A Missouri Office of Chief Disciplinary Counsel's brief filed in March had asked the high court to indefinitely suspend Washington without leave to apply for reinstatement for six months. Washington allegedly "engaged in serious professional misconduct by filing a frivolous lawsuit" against two judges "without any basis in law or fact," the brief said.

"(Washington)'s misconduct interfered with and caused harm to the administration of justice by disrupting the flow of criminal cases in the St. Louis City Circuit Court," the brief said.

Washington was admitted to the bar in Missouri on Sept. 17, 2003, according to his profile on The Missouri Bar's website.

Allegations against Washington stemmed from his 2007 marriage dissolution, according to the Missouri Office of Chief Disciplinary Counsel's brief .

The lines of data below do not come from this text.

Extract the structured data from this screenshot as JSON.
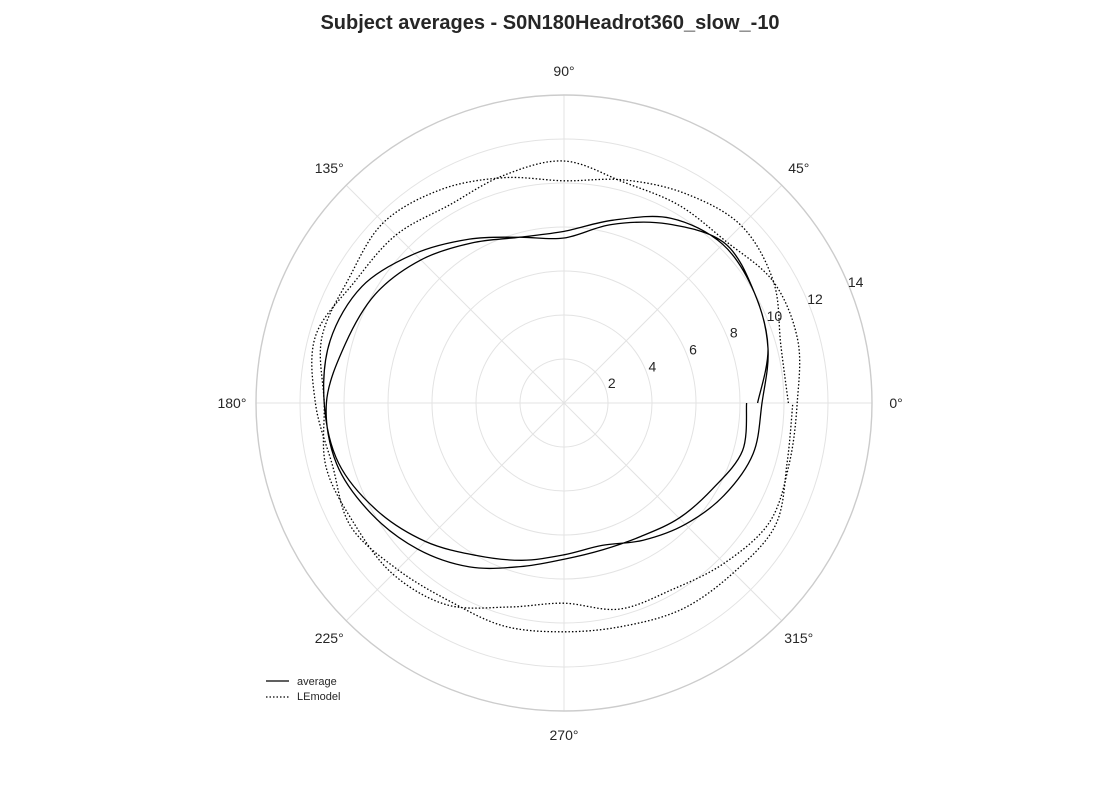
{
  "chart_data": {
    "type": "polar-line",
    "title": "Subject averages - S0N180Headrot360_slow_-10",
    "theta_tick_labels": [
      "0°",
      "45°",
      "90°",
      "135°",
      "180°",
      "225°",
      "270°",
      "315°"
    ],
    "r_tick_labels": [
      "2",
      "4",
      "6",
      "8",
      "10",
      "12",
      "14"
    ],
    "r_ticks": [
      2,
      4,
      6,
      8,
      10,
      12,
      14
    ],
    "rlim": [
      0,
      14
    ],
    "grid": true,
    "legend_position": "lower-left",
    "series": [
      {
        "name": "average",
        "line_style": "solid",
        "color": "#000000",
        "theta_deg": [
          0,
          15,
          30,
          45,
          60,
          75,
          90,
          105,
          120,
          135,
          150,
          165,
          180,
          195,
          210,
          225,
          240,
          255,
          270,
          285,
          300,
          315,
          330,
          345,
          360,
          375,
          390,
          405,
          420,
          435,
          450,
          465,
          480,
          495,
          510,
          525,
          540,
          555,
          570,
          585,
          600,
          615,
          630,
          645,
          660,
          675,
          690,
          705,
          720
        ],
        "r": [
          8.8,
          9.6,
          10.0,
          10.3,
          9.4,
          8.4,
          7.5,
          7.8,
          8.6,
          9.6,
          10.6,
          11.0,
          10.9,
          10.6,
          9.8,
          8.9,
          8.0,
          7.4,
          6.9,
          6.7,
          7.2,
          7.8,
          8.4,
          8.9,
          9.0,
          9.6,
          10.0,
          10.2,
          9.7,
          8.6,
          7.8,
          7.8,
          8.4,
          9.2,
          9.9,
          10.3,
          10.8,
          10.7,
          10.1,
          9.4,
          8.6,
          7.7,
          7.1,
          6.9,
          7.0,
          7.4,
          7.8,
          8.4,
          8.3
        ]
      },
      {
        "name": "LEmodel",
        "line_style": "dotted",
        "color": "#000000",
        "theta_deg": [
          0,
          15,
          30,
          45,
          60,
          75,
          90,
          105,
          120,
          135,
          150,
          165,
          180,
          195,
          210,
          225,
          240,
          255,
          270,
          285,
          300,
          315,
          330,
          345,
          360,
          375,
          390,
          405,
          420,
          435,
          450,
          465,
          480,
          495,
          510,
          525,
          540,
          555,
          570,
          585,
          600,
          615,
          630,
          645,
          660,
          675,
          690,
          705,
          720
        ],
        "r": [
          10.2,
          10.2,
          11.0,
          11.4,
          11.0,
          10.5,
          10.1,
          10.6,
          11.2,
          11.6,
          11.3,
          11.4,
          10.9,
          11.2,
          11.0,
          11.0,
          10.6,
          9.6,
          9.1,
          9.7,
          9.8,
          10.3,
          10.8,
          10.6,
          10.6,
          11.0,
          11.0,
          10.4,
          10.4,
          10.4,
          11.0,
          10.7,
          10.4,
          10.8,
          11.0,
          11.7,
          11.3,
          10.9,
          11.2,
          10.7,
          10.4,
          10.5,
          10.4,
          10.5,
          10.8,
          10.9,
          11.1,
          10.5,
          10.4
        ]
      }
    ]
  }
}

In August 2016, Washington filed suit against Stelzer, two St. Louis attorneys and his ex-wife, claiming a conspiracy with regards to the marriage dissolution, according the chief disciplinary counsel's brief.  Washington claimed the conspiracy "made use of an illegal, improper, and/or perverted use of process that was not neither warranted nor authorized by process,” the brief said.

Washington later added Judge Thomas Frawley as a defendant.

The case, transferred to federal court, was dismissed in December 2017 largely on grounds that judges are "completely and absolutely immune from civil lawsuits based on claims of misconduct during the performance of their judicial duties," the brief said.

Stelzer later testified before a hearing committee that Washington's lawsuit made it "very difficult, if not impossible" for him to hear any cases pending before him, according to the brief.